Assignment 6: Information Flow, Authentication/Integrity, Cryptography
Start date 6 November, due beginning of class 12 November.
1. Digital Signatures
Typically, digital signature schemes work by taking a hash of the
object to be signed, then encrypting that hash with the private
key of the signer. To verify the signature, you decrypt the
using the signer's public key, compute a hash of the object, and make
sure that the values match.
Following are two alternative proposals for
a digital signature scheme. For each, list/describe desirable properties of
a digital signature scheme that are not supported by
the given method (but are by the
encrypt a hash method above.)
- As above, but instead of a public key scheme, use a symmetric key scheme.
To verify the signature, the reader gives the signature to the signer to decrypt
and check. (Only the signer has the key, otherwise anyone could sign...)
Instead of taking a hash of the object, the signer encrypts the
entire object with their private key. The reader decrypts with
the signer's public key to both read and verify the document.
2. Authentication and Identity
Given events of the past weeks (I hope you know what I'm talking about),
we have some questions on authentication and identity in voting systems.
- Outline the challenges in the process of authentication of voters for voting systems.
We are looking for a few bullet points/explanation, not a complete formal
- Describe a solution to authentication of voters in voting systems.
Hint: it doesn't have to be a novel solution...
- Answer yes or no, and briefly justify your answer:
Cryptography is necessary but not sufficient for authentication
and identity management.
3. Design Principles
We covered a number of design principles in class, but sometimes
these can conflict.
- Give two examples of a pair of design principles that are likely
to conflict (i.e., a design that does well for one will do poorly
for the other.) For each pair, briefly (1-2 sentences) describe why
For one of your pairs above, give examples of two systems
where the principles conflict. For one of the systems, it should
be appropriate to give priority one principle, for the other system,
priority should be given to the other principle. We would expect
about one-half page (typeset) to describe each system and why the
particular tradeoff is appropriate.
4. Information Flow
We mentioned the concept of a
Data Diode in class: A
TCP/IP router that only allows information to flow in one direction
Keep in mind that it must appear to both sides that they are
talking to a real device (e.g., the data diode needs to send appropriate
TCP/IP acknowledgements to both sides.) Presumably such a device generates
the reply packets to the
low side on its own, regardless of
how, when, or if the high side responds - otherwise there are obvious
covert channels based on the timing of the response.
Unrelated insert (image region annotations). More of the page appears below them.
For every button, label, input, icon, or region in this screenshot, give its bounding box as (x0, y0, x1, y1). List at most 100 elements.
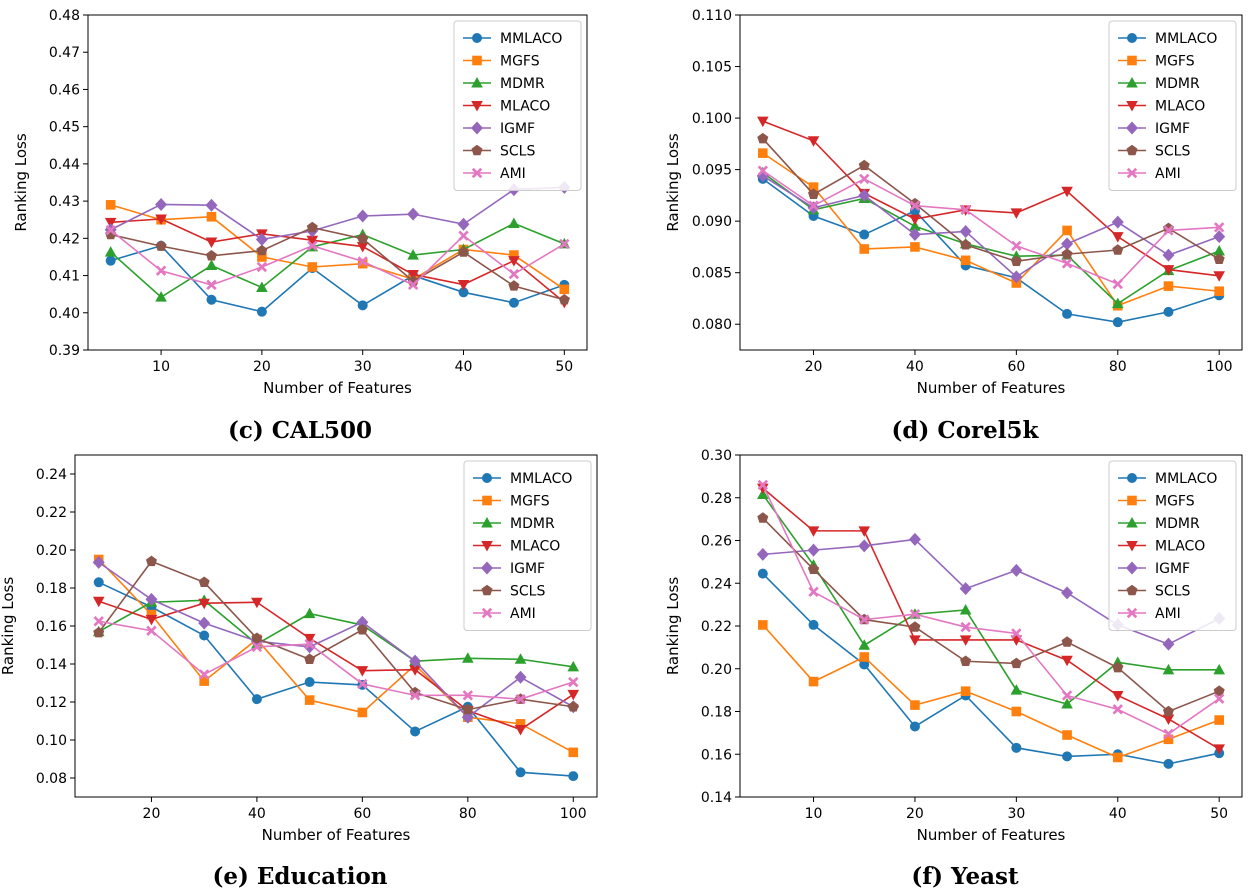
x-axis-label: Number of Features (262, 826, 411, 844)
data-point (1062, 308, 1073, 319)
data-point (251, 641, 263, 653)
data-point (1010, 657, 1022, 669)
data-point (514, 725, 527, 736)
data-point (807, 526, 820, 537)
legend-marker (482, 473, 492, 483)
y-tick-label: 0.47 (49, 45, 80, 61)
legend-label: MLACO (500, 99, 550, 115)
data-point (357, 258, 368, 269)
data-point (199, 676, 209, 686)
series-line (762, 169, 1220, 285)
legend-marker (1127, 495, 1137, 506)
data-point (457, 279, 470, 291)
data-point (104, 246, 117, 257)
chart-panel: 0.08 0.10 0.12 0.14 0.16 0.18 0.20 0.22 0.24 20 40… (0, 454, 598, 890)
data-point (757, 568, 768, 579)
data-point (859, 659, 870, 670)
legend-item-ami: AMI (1118, 606, 1181, 622)
data-point (198, 616, 211, 630)
legend-label: MMLACO (1155, 31, 1217, 47)
data-point (205, 237, 218, 249)
data-point (146, 609, 157, 620)
x-tick-label: 50 (1210, 806, 1228, 822)
data-point (155, 240, 167, 251)
x-tick-label: 100 (1206, 359, 1233, 375)
y-tick-label: 0.44 (49, 157, 80, 173)
data-point (1062, 225, 1072, 236)
data-point (407, 249, 419, 260)
data-point (198, 669, 210, 680)
data-point (1213, 663, 1225, 675)
x-tick-label: 20 (143, 806, 161, 822)
y-tick-label: 0.39 (49, 343, 80, 359)
data-point (356, 666, 369, 677)
data-point (1162, 714, 1175, 725)
data-point (92, 555, 105, 569)
data-point (1163, 281, 1174, 291)
series-line (110, 244, 565, 313)
legend: MMLACO MGFS MDMR MLACO IGMF SCLS AMI (1108, 460, 1237, 631)
data-point (909, 214, 921, 226)
data-point (808, 676, 819, 687)
series-line (762, 484, 1220, 735)
y-tick-label: 0.46 (49, 82, 80, 98)
data-point (93, 616, 104, 627)
data-point (206, 294, 217, 305)
data-point (145, 592, 158, 606)
data-point (508, 217, 520, 228)
data-point (558, 293, 570, 305)
data-point (462, 652, 474, 663)
series-scls (757, 132, 1225, 267)
legend-item-mlaco: MLACO (463, 99, 550, 115)
y-tick-label: 0.12 (36, 695, 67, 711)
data-point (256, 306, 267, 317)
data-point (1213, 253, 1225, 264)
y-tick-label: 0.105 (692, 60, 732, 76)
legend-label: IGMF (1155, 121, 1190, 137)
legend-label: MGFS (1155, 494, 1195, 510)
data-point (508, 268, 520, 280)
legend-marker (1126, 77, 1138, 88)
data-point (1213, 744, 1225, 755)
data-point (1061, 698, 1073, 709)
data-point (1163, 758, 1174, 769)
data-point (1163, 734, 1174, 745)
legend-item-mdmr: MDMR (463, 76, 545, 92)
data-point (155, 197, 168, 211)
y-tick-label: 0.18 (36, 581, 67, 597)
data-point (514, 670, 527, 684)
y-tick-label: 0.14 (36, 657, 67, 673)
data-point (303, 633, 316, 645)
data-point (93, 577, 104, 588)
legend-box (463, 460, 592, 631)
data-point (1213, 685, 1225, 696)
legend-marker (482, 495, 492, 506)
data-point (356, 624, 368, 635)
data-point (1112, 752, 1123, 763)
x-axis-label: Number of Features (917, 379, 1066, 397)
data-point (1062, 751, 1073, 762)
data-point (568, 771, 579, 782)
x-tick-label: 30 (1007, 806, 1025, 822)
legend-marker (1126, 584, 1138, 596)
legend-label: AMI (1155, 606, 1181, 622)
data-point (1112, 704, 1123, 715)
series-line (110, 186, 565, 241)
data-point (508, 256, 520, 267)
data-point (199, 630, 210, 641)
data-point (959, 582, 972, 596)
legend-item-mdmr: MDMR (473, 516, 555, 532)
data-point (1112, 661, 1124, 673)
data-point (757, 512, 769, 523)
data-point (515, 719, 526, 729)
x-tick-label: 40 (455, 359, 473, 375)
data-point (1010, 270, 1023, 284)
y-tick-label: 0.100 (692, 111, 732, 127)
data-point (959, 224, 972, 238)
y-tick-label: 0.20 (701, 662, 732, 678)
data-point (808, 188, 820, 200)
y-tick-label: 0.08 (36, 771, 67, 787)
legend-label: MMLACO (500, 31, 562, 47)
data-point (1213, 222, 1225, 233)
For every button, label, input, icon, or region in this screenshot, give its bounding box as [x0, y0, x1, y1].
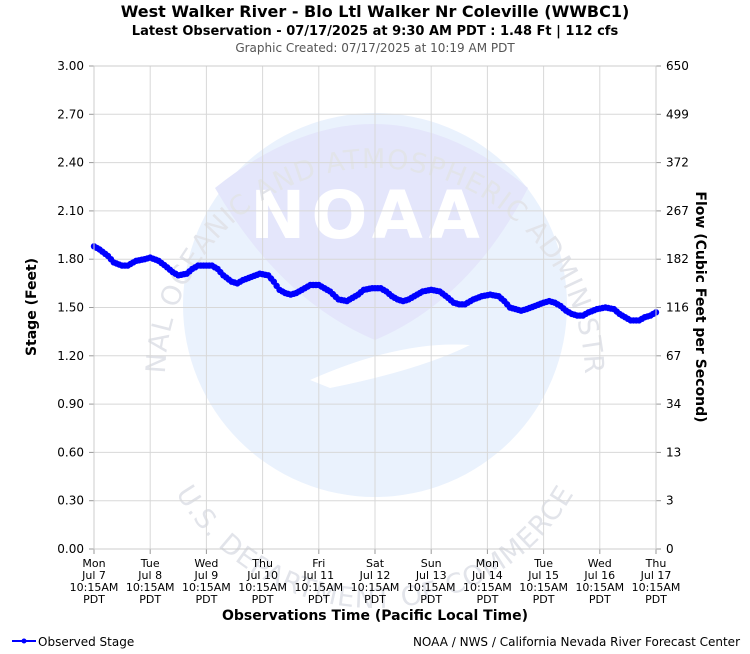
grid-lines [93, 65, 657, 550]
x-tick-label: Tue Jul 8 10:15AM PDT [126, 557, 175, 606]
y-tick-label: 0.60 [57, 445, 84, 459]
y-tick-label: 1.80 [57, 252, 84, 266]
series-observed-stage [90, 243, 660, 324]
y-tick-label: 0.90 [57, 397, 84, 411]
y2-tick-label: 0 [666, 542, 674, 556]
x-tick-label: Sat Jul 12 10:15AM PDT [351, 557, 400, 606]
x-tick-label: Wed Jul 16 10:15AM PDT [575, 557, 624, 606]
y2-tick-label: 34 [666, 397, 681, 411]
x-tick-label: Fri Jul 11 10:15AM PDT [294, 557, 343, 606]
credit-text: NOAA / NWS / California Nevada River For… [413, 635, 740, 649]
x-tick-label: Thu Jul 17 10:15AM PDT [632, 557, 681, 606]
chart-title: West Walker River - Blo Ltl Walker Nr Co… [121, 2, 630, 21]
y2-tick-label: 13 [666, 445, 681, 459]
y2-tick-label: 116 [666, 301, 689, 315]
y2-tick-label: 499 [666, 107, 689, 121]
y-tick-label: 3.00 [57, 59, 84, 73]
legend: Observed Stage [12, 635, 134, 649]
legend-marker [21, 638, 27, 644]
y2-axis-label: Flow (Cubic Feet per Second) [692, 191, 708, 422]
y-tick-label: 2.10 [57, 204, 84, 218]
y-tick-label: 0.30 [57, 494, 84, 508]
y2-tick-label: 182 [666, 252, 689, 266]
plot-frame [93, 65, 657, 550]
x-tick-label: Sun Jul 13 10:15AM PDT [407, 557, 456, 606]
chart-subtitle: Latest Observation - 07/17/2025 at 9:30 … [132, 24, 619, 39]
y2-tick-label: 650 [666, 59, 689, 73]
graphic-created: Graphic Created: 07/17/2025 at 10:19 AM … [235, 41, 515, 55]
y-axis-label: Stage (Feet) [24, 258, 40, 356]
y2-tick-label: 267 [666, 204, 689, 218]
y2-tick-label: 3 [666, 494, 674, 508]
legend-label: Observed Stage [38, 635, 134, 649]
x-tick-label: Wed Jul 9 10:15AM PDT [182, 557, 231, 606]
x-tick-label: Tue Jul 15 10:15AM PDT [519, 557, 568, 606]
x-axis-label: Observations Time (Pacific Local Time) [222, 608, 528, 624]
x-tick-label: Mon Jul 14 10:15AM PDT [463, 557, 512, 606]
x-tick-label: Mon Jul 7 10:15AM PDT [70, 557, 119, 606]
y2-tick-label: 372 [666, 156, 689, 170]
y-tick-label: 1.50 [57, 301, 84, 315]
watermark-logo-text: NOAA [250, 177, 486, 254]
y-tick-label: 0.00 [57, 542, 84, 556]
y2-tick-label: 67 [666, 349, 681, 363]
y-tick-label: 1.20 [57, 349, 84, 363]
y-tick-label: 2.40 [57, 156, 84, 170]
x-tick-label: Thu Jul 10 10:15AM PDT [238, 557, 287, 606]
y-axis-left: 0.00 0.30 0.60 0.90 1.20 1.50 1.80 2.10 2.40 2.70… [57, 59, 94, 556]
y-axis-right: 0 3 13 34 67 116 182 267 372 499 650 [656, 59, 689, 556]
y-tick-label: 2.70 [57, 107, 84, 121]
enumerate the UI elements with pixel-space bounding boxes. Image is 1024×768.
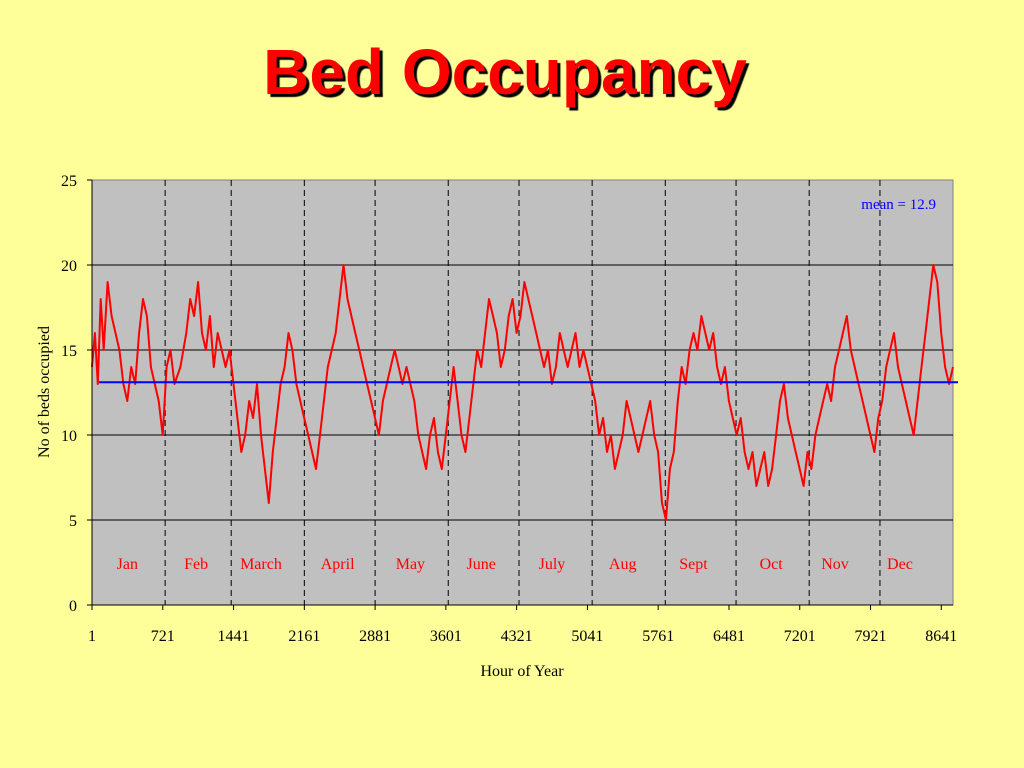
y-ticks: 0 5 10 15 20 25 — [61, 173, 92, 615]
month-dividers — [164, 180, 881, 605]
x-tick-label-6481: 6481 — [713, 628, 745, 645]
month-label-june: June — [467, 556, 496, 573]
slide-title: Bed Occupancy — [263, 36, 747, 108]
x-tick-label-1441: 1441 — [218, 628, 250, 645]
month-label-feb: Feb — [184, 556, 208, 573]
x-tick-label-2881: 2881 — [359, 628, 391, 645]
month-label-dec: Dec — [887, 556, 913, 573]
y-axis-title: No of beds occupied — [36, 326, 53, 458]
y-tick-label-0: 0 — [69, 598, 77, 615]
x-tick-label-1: 1 — [88, 628, 96, 645]
x-tick-label-8641: 8641 — [925, 628, 957, 645]
y-tick-label-15: 15 — [61, 343, 77, 360]
y-tick-label-5: 5 — [69, 513, 77, 530]
x-tick-label-721: 721 — [151, 628, 175, 645]
month-label-jan: Jan — [117, 556, 138, 573]
x-tick-label-7921: 7921 — [855, 628, 887, 645]
month-label-nov: Nov — [821, 556, 849, 573]
month-label-july: July — [539, 556, 566, 573]
month-label-aug: Aug — [609, 556, 637, 573]
x-ticks: 1 721 1441 2161 2881 3601 4321 5041 5761 6481 7201… — [88, 605, 957, 645]
plot-area — [91, 179, 954, 606]
x-tick-label-5761: 5761 — [642, 628, 674, 645]
month-labels: Jan Feb March April May June July Aug Sept Oct Nov… — [117, 556, 913, 573]
series-line-1 — [91, 264, 954, 521]
axes — [91, 180, 953, 606]
month-label-oct: Oct — [760, 556, 784, 573]
y-tick-label-25: 25 — [61, 173, 77, 190]
x-tick-label-4321: 4321 — [501, 628, 533, 645]
month-label-sept: Sept — [679, 556, 708, 573]
month-label-march: March — [240, 556, 282, 573]
month-label-may: May — [396, 556, 425, 573]
x-tick-label-7201: 7201 — [784, 628, 816, 645]
mean-group: mean = 12.9 — [99, 197, 958, 384]
x-tick-label-5041: 5041 — [571, 628, 603, 645]
y-tick-label-20: 20 — [61, 258, 77, 275]
x-tick-label-3601: 3601 — [430, 628, 462, 645]
mean-label: mean = 12.9 — [861, 197, 936, 213]
month-label-april: April — [321, 556, 355, 573]
y-tick-label-10: 10 — [61, 428, 77, 445]
series-group — [91, 264, 954, 521]
x-axis-title: Hour of Year — [480, 663, 564, 680]
x-tick-label-2161: 2161 — [288, 628, 320, 645]
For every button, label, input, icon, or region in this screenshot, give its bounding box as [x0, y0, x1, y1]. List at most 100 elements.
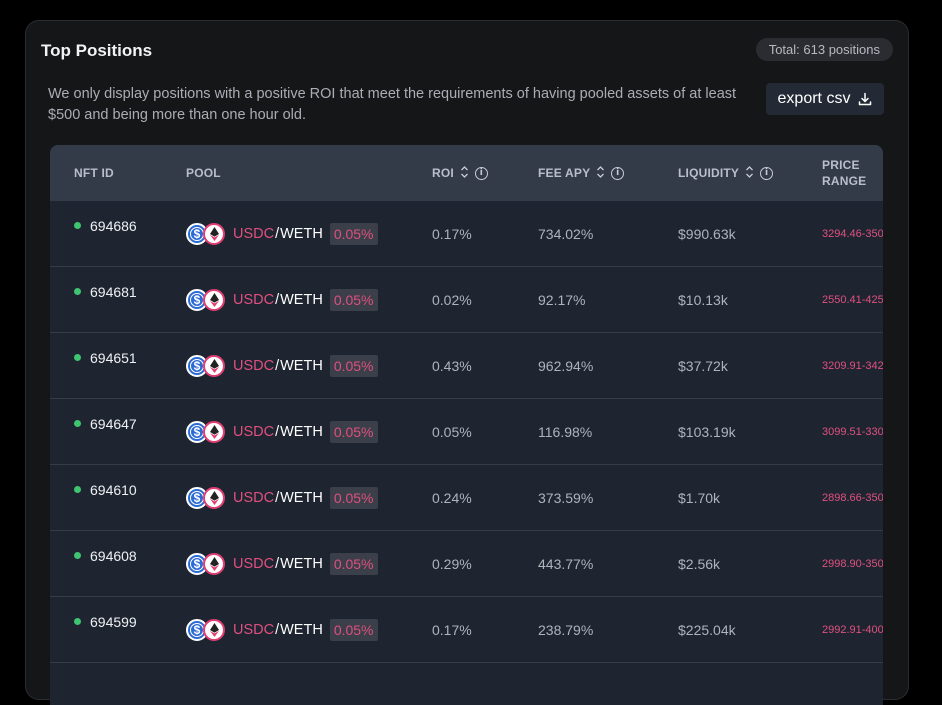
liquidity-value: $1.70k [678, 489, 721, 506]
eth-icon [203, 552, 225, 575]
fee-apy-value: 443.77% [538, 555, 594, 572]
roi-value: 0.24% [432, 489, 472, 506]
liquidity-value: $37.72k [678, 357, 728, 374]
nft-id-cell[interactable]: 694651 [74, 325, 137, 390]
status-dot [74, 420, 81, 427]
header-pool-label: POOL [186, 166, 221, 180]
price-range-value: 3294.46-350 [822, 227, 883, 240]
nft-id-cell[interactable]: 694599 [74, 589, 137, 654]
table-row[interactable]: 694599 $ USDC / WETH 0.05% 0.17% 238.79%… [50, 597, 883, 663]
price-range-value: 2550.41-425 [822, 293, 883, 306]
token1-symbol: WETH [280, 291, 323, 308]
roi-value: 0.43% [432, 357, 472, 374]
pool-cell[interactable]: $ USDC / WETH 0.05% [186, 399, 378, 464]
header-roi-label: ROI [432, 166, 454, 180]
status-dot [74, 354, 81, 361]
pair-separator: / [275, 555, 280, 572]
token0-symbol: USDC [233, 357, 275, 374]
roi-value: 0.17% [432, 225, 472, 242]
header-roi[interactable]: ROI i [432, 145, 488, 201]
nft-id[interactable]: 694608 [90, 547, 137, 564]
fee-tier-badge: 0.05% [329, 222, 378, 245]
status-dot [74, 288, 81, 295]
table-row[interactable]: 694610 $ USDC / WETH 0.05% 0.24% 373.59%… [50, 465, 883, 531]
eth-icon [203, 222, 225, 245]
usdc-icon: $ [186, 618, 208, 641]
pool-cell[interactable]: $ USDC / WETH 0.05% [186, 333, 378, 398]
header-range-label: RANGE [822, 174, 867, 188]
token0-symbol: USDC [233, 621, 275, 638]
panel-title: Top Positions [41, 41, 153, 60]
info-icon[interactable]: i [760, 166, 774, 180]
token1-symbol: WETH [280, 357, 323, 374]
token0-symbol: USDC [233, 555, 275, 572]
pool-cell[interactable]: $ USDC / WETH 0.05% [186, 201, 378, 266]
table-row[interactable]: 694651 $ USDC / WETH 0.05% 0.43% 962.94%… [50, 333, 883, 399]
pool-cell[interactable]: $ USDC / WETH 0.05% [186, 531, 378, 596]
header-liquidity[interactable]: LIQUIDITY i [678, 145, 774, 201]
price-range-value: 3099.51-330 [822, 425, 883, 438]
info-icon[interactable]: i [611, 166, 625, 180]
pool-cell[interactable]: $ USDC / WETH 0.05% [186, 597, 378, 662]
header-nft-id-label: NFT ID [74, 166, 114, 180]
sort-icon[interactable] [460, 165, 469, 182]
nft-id[interactable]: 694651 [90, 349, 137, 366]
pair-separator: / [275, 225, 280, 242]
sort-icon[interactable] [745, 165, 754, 182]
pool-cell[interactable]: $ USDC / WETH 0.05% [186, 267, 378, 332]
eth-icon [203, 354, 225, 377]
nft-id-cell[interactable]: 694608 [74, 523, 137, 588]
sort-icon[interactable] [596, 165, 605, 182]
table-row[interactable]: 694647 $ USDC / WETH 0.05% 0.05% 116.98%… [50, 399, 883, 465]
header-pool: POOL [186, 145, 221, 201]
fee-tier-badge: 0.05% [329, 486, 378, 509]
fee-tier-badge: 0.05% [329, 420, 378, 443]
fee-apy-value: 116.98% [538, 423, 593, 440]
nft-id[interactable]: 694647 [90, 415, 137, 432]
info-icon[interactable]: i [474, 166, 488, 180]
nft-id[interactable]: 694610 [90, 481, 137, 498]
nft-id[interactable]: 694686 [90, 217, 137, 234]
token1-symbol: WETH [280, 621, 323, 638]
eth-icon [203, 618, 225, 641]
table-row[interactable]: 694608 $ USDC / WETH 0.05% 0.29% 443.77%… [50, 531, 883, 597]
table-body: 694686 $ USDC / WETH 0.05% 0.17% 734.02%… [50, 201, 883, 705]
fee-tier-badge: 0.05% [329, 552, 378, 575]
nft-id[interactable]: 694599 [90, 613, 137, 630]
liquidity-value: $2.56k [678, 555, 721, 572]
fee-apy-value: 92.17% [538, 291, 586, 308]
token1-symbol: WETH [280, 489, 323, 506]
nft-id-cell[interactable]: 694647 [74, 391, 137, 456]
liquidity-value: $103.19k [678, 423, 736, 440]
nft-id-cell[interactable]: 694681 [74, 259, 137, 324]
total-positions-badge: Total: 613 positions [755, 38, 893, 61]
nft-id-cell[interactable]: 694610 [74, 457, 137, 522]
eth-icon [203, 420, 225, 443]
fee-tier-badge: 0.05% [329, 354, 378, 377]
pool-cell[interactable]: $ USDC / WETH 0.05% [186, 465, 378, 530]
token1-symbol: WETH [280, 555, 323, 572]
token1-symbol: WETH [280, 423, 323, 440]
roi-value: 0.29% [432, 555, 472, 572]
table-row[interactable]: 694686 $ USDC / WETH 0.05% 0.17% 734.02%… [50, 201, 883, 267]
token0-symbol: USDC [233, 489, 275, 506]
liquidity-value: $990.63k [678, 225, 736, 242]
fee-apy-value: 962.94% [538, 357, 594, 374]
header-fee-apy[interactable]: FEE APY i [538, 145, 625, 201]
status-dot [74, 552, 81, 559]
nft-id[interactable]: 694681 [90, 283, 137, 300]
liquidity-value: $10.13k [678, 291, 728, 308]
nft-id-cell[interactable]: 694686 [74, 193, 137, 258]
pair-separator: / [275, 489, 280, 506]
pair-separator: / [275, 291, 280, 308]
fee-apy-value: 734.02% [538, 225, 594, 242]
fee-apy-value: 373.59% [538, 489, 594, 506]
table-row[interactable] [50, 663, 883, 705]
token0-symbol: USDC [233, 423, 275, 440]
token0-symbol: USDC [233, 291, 275, 308]
pair-separator: / [275, 357, 280, 374]
fee-apy-value: 238.79% [538, 621, 594, 638]
token0-symbol: USDC [233, 225, 275, 242]
export-csv-button[interactable]: export csv [766, 83, 884, 115]
table-row[interactable]: 694681 $ USDC / WETH 0.05% 0.02% 92.17% … [50, 267, 883, 333]
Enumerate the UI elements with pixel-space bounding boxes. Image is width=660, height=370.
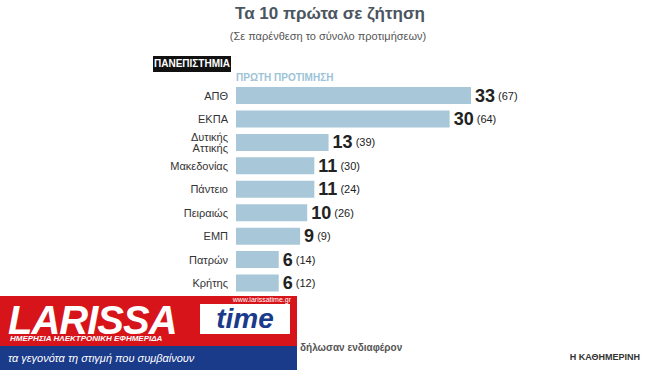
svg-text:33 (67): 33 (67) (475, 86, 518, 106)
html-text:time: time (216, 303, 274, 334)
svg-text:6 (14): 6 (14) (283, 250, 316, 270)
html-text:τα γεγονότα τη στιγμή που συμβ: τα γεγονότα τη στιγμή που συμβαίνουν (8, 352, 195, 364)
svg-text:6 (12): 6 (12) (283, 273, 316, 293)
html-text:www.larissatime.gr: www.larissatime.gr (232, 296, 291, 303)
html-text:Τα 10 πρώτα σε ζήτηση: Τα 10 πρώτα σε ζήτηση (235, 4, 425, 23)
html-text:LARISSA: LARISSA (8, 298, 177, 342)
html-text:δήλωσαν ενδιαφέρον: δήλωσαν ενδιαφέρον (300, 342, 403, 353)
html-text:(Σε παρένθεση το σύνολο προτιμ: (Σε παρένθεση το σύνολο προτιμήσεων) (229, 30, 427, 42)
svg-text:ΑΠΘ: ΑΠΘ (204, 90, 228, 102)
svg-text:13 (39): 13 (39) (333, 132, 376, 152)
svg-text:9 (9): 9 (9) (304, 226, 331, 246)
svg-text:Πειραιώς: Πειραιώς (184, 207, 228, 219)
svg-text:10 (26): 10 (26) (311, 203, 354, 223)
svg-text:Κρήτης: Κρήτης (193, 277, 228, 289)
svg-text:Μακεδονίας: Μακεδονίας (170, 160, 228, 172)
svg-text:11 (30): 11 (30) (318, 156, 360, 176)
html-text:Η ΚΑΘΗΜΕΡΙΝΗ: Η ΚΑΘΗΜΕΡΙΝΗ (569, 352, 640, 362)
html-text:ΠΑΝΕΠΙΣΤΗΜΙΑ: ΠΑΝΕΠΙΣΤΗΜΙΑ (154, 58, 230, 69)
svg-text:ΔυτικήςΑττικής: ΔυτικήςΑττικής (191, 131, 228, 154)
svg-text:Πάντειο: Πάντειο (190, 183, 228, 195)
html-text:ΠΡΩΤΗ ΠΡΟΤΙΜΗΣΗ: ΠΡΩΤΗ ΠΡΟΤΙΜΗΣΗ (236, 72, 334, 83)
html-text:ΗΜΕΡΗΣΙΑ ΗΛΕΚΤΡΟΝΙΚΗ ΕΦΗΜΕΡΙΔΑ: ΗΜΕΡΗΣΙΑ ΗΛΕΚΤΡΟΝΙΚΗ ΕΦΗΜΕΡΙΔΑ (10, 334, 163, 343)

- One possible covert channel could occur if the data diode
provided TCP-style guaranteed delivery. Assume the data diode
acknowledges packets send by the (low) sender automatically
(without waiting to see if the (high) receiver responds), but
buffers packets until the receiver acknowledges. If the buffer
is full, the data diode drops packets (and does not send acknowledgements
to the sender), resulting in the sender retransmitting.
This gives an obvious covert channel based on the receiver failing
to acknowledge packets, causing the sender to not receive acknowledgements.
- Is this a noisy or noiseless covert channel? Explain briefly.
- What more would you need to know to calculate the capacity of this channel?
- Given some reasonable assumptions for what you would need to know, calculate
the capacity of the channel. You may make simplifying assumptions (e.g.,
if you said it is a noisy channel, you could calculate the maximum capacity
with no noise), provided you list those assumptions.
- Describe briefly (at the level we used to introduce the previous question, e.g.,
a paragraph or so) at least two other covert channels that the
data diode would need to protect against.